New England households, at $568 each, will spend the most this season. Those in the East South Central (Kentucky, Tennessee, Alabama and Mississippi) and West South Central (Arkansas, Louisiana, Oklahoma and Texas) will spend the least: $423 each. Both these regions suffered from hurricanes Katrina and Rita.

The Boston Consulting Group's forecast shared the same tone as the Conference Board's. Forty percent of consumers surveyed plan to spend less during the next three months while only 23 percent may spend more. BCG said middle-market U.S. consumers are trading down and looking for value. This means they will treat themselves, family and friends to luxury gifts yet go bargain hunting for items that hold little value to them.

“This is the first time in five years of annual surveys that American consumers have been this cautious,” Michael Silverstein, BCG senior vice president and author of “Trading Up: The New American Luxury,” said in a statement. “Gas prices, hurricanes [and] terror may be causing consumers to be more careful with their money.
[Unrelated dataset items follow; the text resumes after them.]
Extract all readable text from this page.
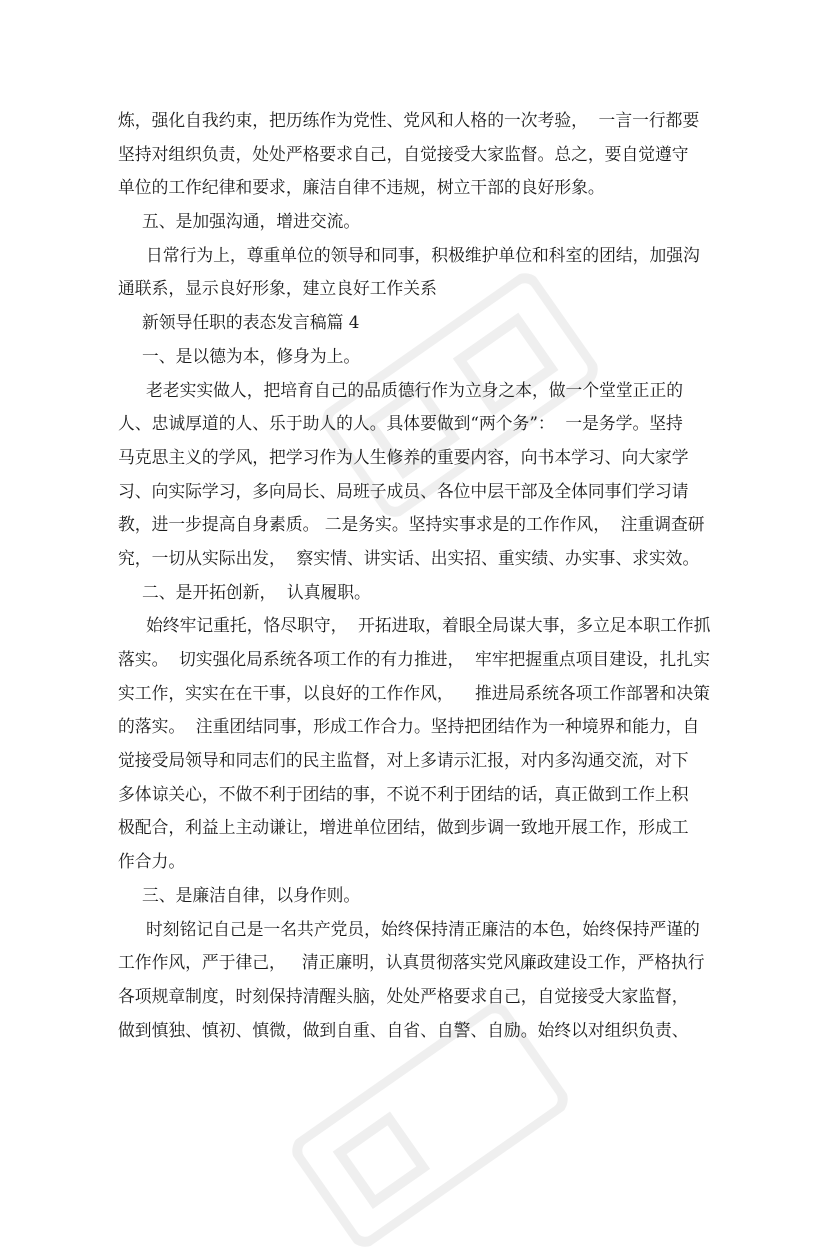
炼，强化自我约束，把历练作为党性、党风和人格的一次考验，  一言一行都要
坚持对组织负责，处处严格要求自己，自觉接受大家监督。总之，要自觉遵守
单位的工作纪律和要求，廉洁自律不违规，树立干部的良好形象。
五、是加强沟通，增进交流。
日常行为上，尊重单位的领导和同事，积极维护单位和科室的团结，加强沟
通联系，显示良好形象，建立良好工作关系
新领导任职的表态发言稿篇 4
一、是以德为本，修身为上。
老老实实做人，把培育自己的品质德行作为立身之本，做一个堂堂正正的
人、忠诚厚道的人、乐于助人的人。具体要做到“两个务”：  一是务学。坚持
马克思主义的学风，把学习作为人生修养的重要内容，向书本学习、向大家学
习、向实际学习，多向局长、局班子成员、各位中层干部及全体同事们学习请
教，进一步提高自身素质。 二是务实。坚持实事求是的工作作风，  注重调查研
究，一切从实际出发，  察实情、讲实话、出实招、重实绩、办实事、求实效。
二、是开拓创新，  认真履职。
始终牢记重托，恪尽职守，  开拓进取，着眼全局谋大事，多立足本职工作抓
落实。  切实强化局系统各项工作的有力推进，  牢牢把握重点项目建设，扎扎实
实工作，实实在在干事，以良好的工作作风，    推进局系统各项工作部署和决策
的落实。  注重团结同事，形成工作合力。坚持把团结作为一种境界和能力，自
觉接受局领导和同志们的民主监督，对上多请示汇报，对内多沟通交流，对下
多体谅关心，不做不利于团结的事，不说不利于团结的话，真正做到工作上积
极配合，利益上主动谦让，增进单位团结，做到步调一致地开展工作，形成工
作合力。
三、是廉洁自律，以身作则。
时刻铭记自己是一名共产党员，始终保持清正廉洁的本色，始终保持严谨的
工作作风，严于律己，   清正廉明，认真贯彻落实党风廉政建设工作，严格执行
各项规章制度，时刻保持清醒头脑，处处严格要求自己，自觉接受大家监督，
做到慎独、慎初、慎微，做到自重、自省、自警、自励。始终以对组织负责、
They seem to be watching every penny.”

The top categories consumers will trade down in this year are canned foods, postal/shipping, snack foods, fast-service restaurants, paper products, household cleaners, other dry goods, accessories, laundry detergent and shaving products.

But consumers will trade up in categories like personal computers, their house or apartment, sit-down restaurants, bedding, cars, furniture, travel/vacation, home entertainment, kitchen appliances, washers/dryers and cookware.

BCG's survey found that 48 percent of consumers are trading up purchases for others, 29 percent for themselves and 22 percent for the entire family.

The consultancy said the trading up and down phenomenon affects the holidays and retailers' bottom lines. Firms that position themselves to benefit from consumers' trading up or down may do well this holiday season.

“This survey supports a trend we have seen for the past five years,” Silverstein said. “Consumers are choosing the categories of goods where they will trade up. This is one, two or three products where they want to have the very best. Otherwise, they are on a treasure hunt.”

Harris Interactive conducted the survey online Nov. 2-8 for BCG with 2,832 adults having annual household incomes of at least $35,000.

A common denominator with most surveys is their consensus that e-commerce will thrive even as offline retail's fate is decided by external factors like war, gas, natural disasters or fluctuating consumer confidence.

The Conference Board, for example, found that 34 percent of consumers plan to buy holiday gifts online this season, up slightly from 33 percent a year ago. Of that group who bought online during the 2004 holidays, 94 percent said they were happy with the e-commerce experience.

Forty-five percent of those consumers surveyed this time told the Conference Board they would choose books as gifts. Apparel and shoes were the next most popular holiday choices. Toys were close behind.

ComScore Networks is similarly optimistic that consumers will flock online to cut fuel costs and compare prices among online retailers. Discounts, free shipping, in-store pickup and easy returns will lure them as well.

According to comScore, holiday-related consumer spending on nontravel products at U.S. Web sites will climb 24 percent to cross $19 billion this year.

But e-commerce's rise is not conditional on traditional retail's woes, according to the Reston, VA-based market researcher. There's a larger buying trend afoot. Consumers are purchasing apparel and accessories, home and garden supplies, jewelry and watches over the Internet. These items traditionally were the province of store-based retail.

Ironically, Internet-only retailers may not be the biggest beneficiaries of this channel switch. As comScore learned in the 2004 holidays, multichannel retailers like Wal-Mart Stores Inc., Target Corp. and Best Buy Co. grew faster than most Internet-only retailers.

So what does this prove? That brands matter. Research backs that statement. ComScore claims that Wal-Mart, Target and Apple Computer Corp. had among the five most visited sites in October.